Genetic and Epigenetic Interactions in the Etiopathogenesis of Osteoarthritis. Selected Molecular Factors in OA Etiopathogenesis Aleksandra Snochowska, Paulina Szmigielska, Ewa Brzeziańska-Lasota, Wiesław Tomaszewski Ortop Traumatol Rehabil 2017; 19(3):227-237 ICID: 1240791
Article type: Review article
IC™ Value: 2.40
Abstract provided by Publisher
Osteoarthritis (OA) is a widespread disease characterized by a multifaceted etiopathogenesis and complicated pathophysiology. OA is connected with systematic degeneration of subchondral bone tissue, articular cartilage, synovial membrane and stenosis of the joint space, which substantially contributes to premature reduction of functional mobility. The results of many epidemiological studies carried out in various populations around the world including genome-wide association studies and analysis of epigenetic modifications (such as miRNA expression, DNA methylation and histone modifications) have indicated a multifaceted nature of the disease. The aim of this paper is to present the state of the art for gene-expression level changes of relevance for the pathogenesis of osteoarthritis, including the contribution of epigenetic regulations.
The source of search data for this paper was the PubMed database. The following keywords were used as search terms: osteoarthritis, GWAS, epigenetics and miRNA.

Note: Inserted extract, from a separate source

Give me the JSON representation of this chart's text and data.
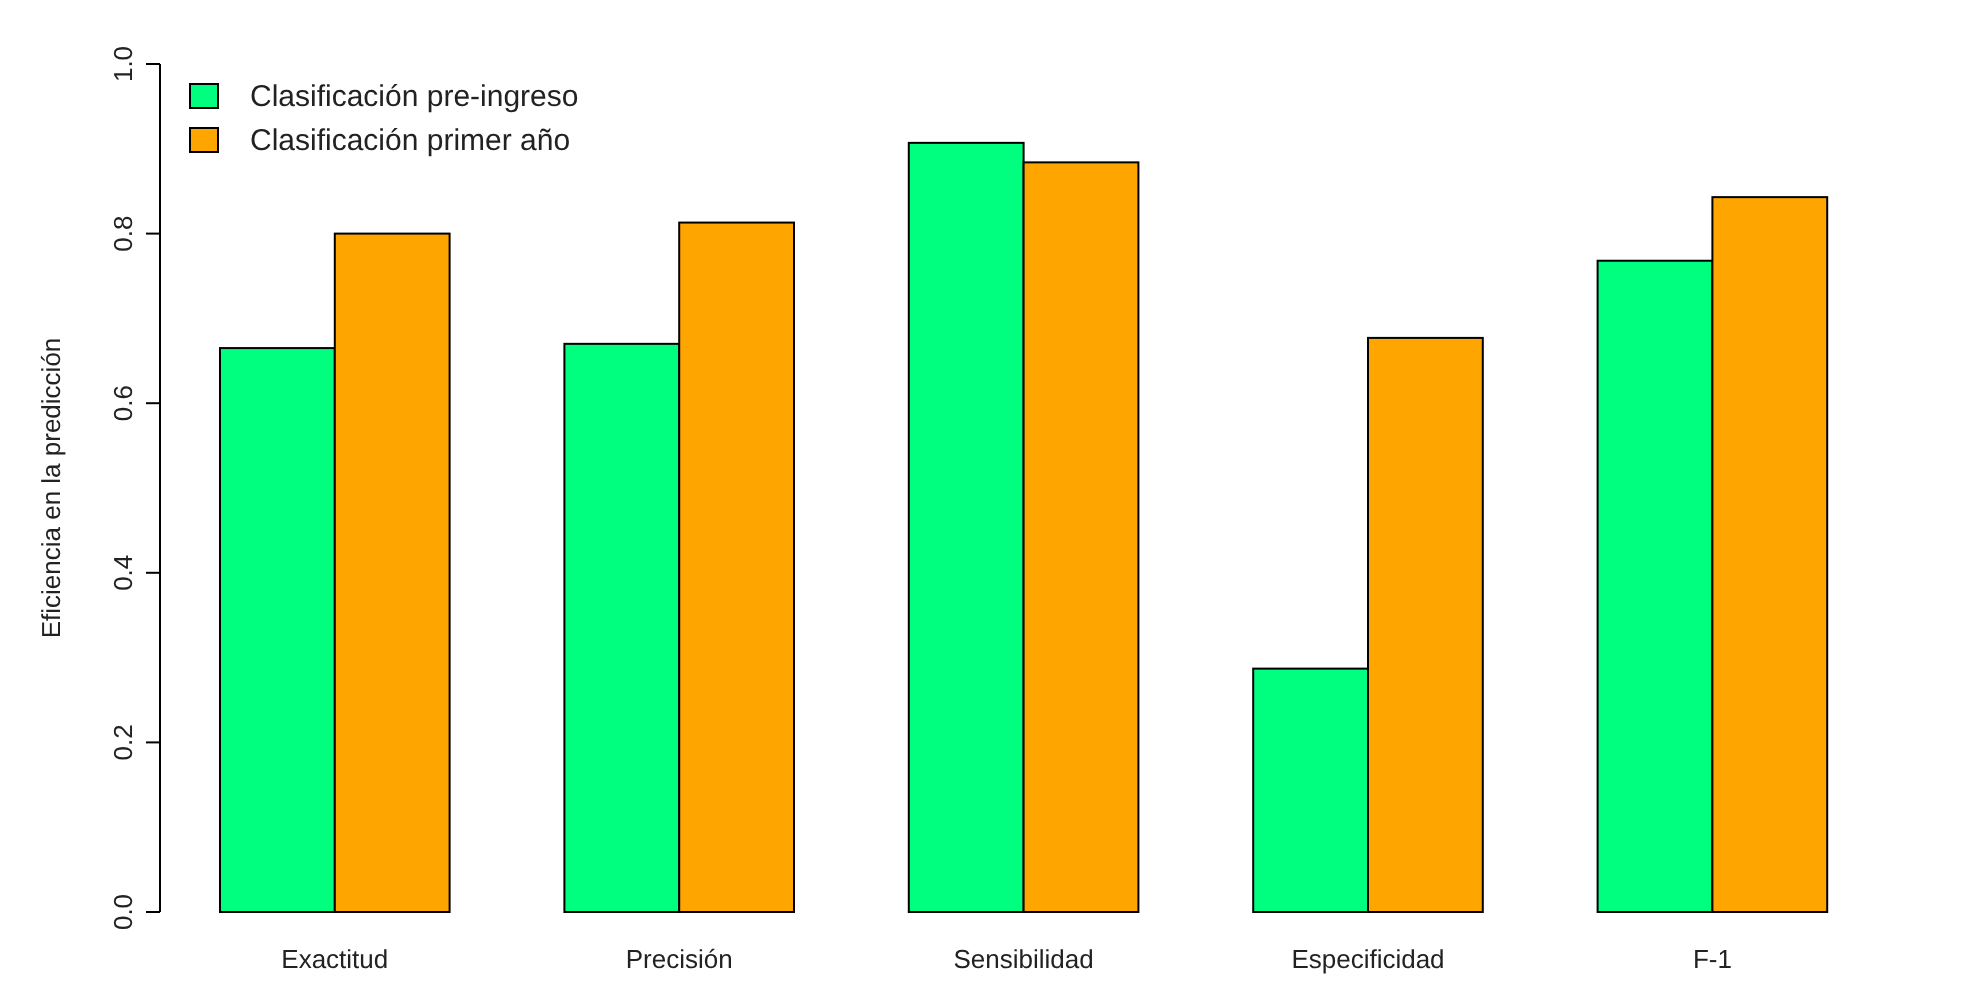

The reports presented in this paper provide a starting point for further considerations regarding the development of personalized biological therapy. Several hypothetical strategies for the targeted OA treatment development exist nowadays. However, it is important to emphasize that in-depth understanding of the genetic-epigenetic interaction in OA pathogenesis is crucial. Based on the analysis of the aforementioned available study results, the following conclusions can be made: Both environmental factors and genetic-epigenetic interactions contribute to the complex pathogenesis of OA; OA risk genes have been identified; Differences in gene expression in OA may be helpful in assessing progression of the disease; The epigenetic goals of OA therapy have been indicated.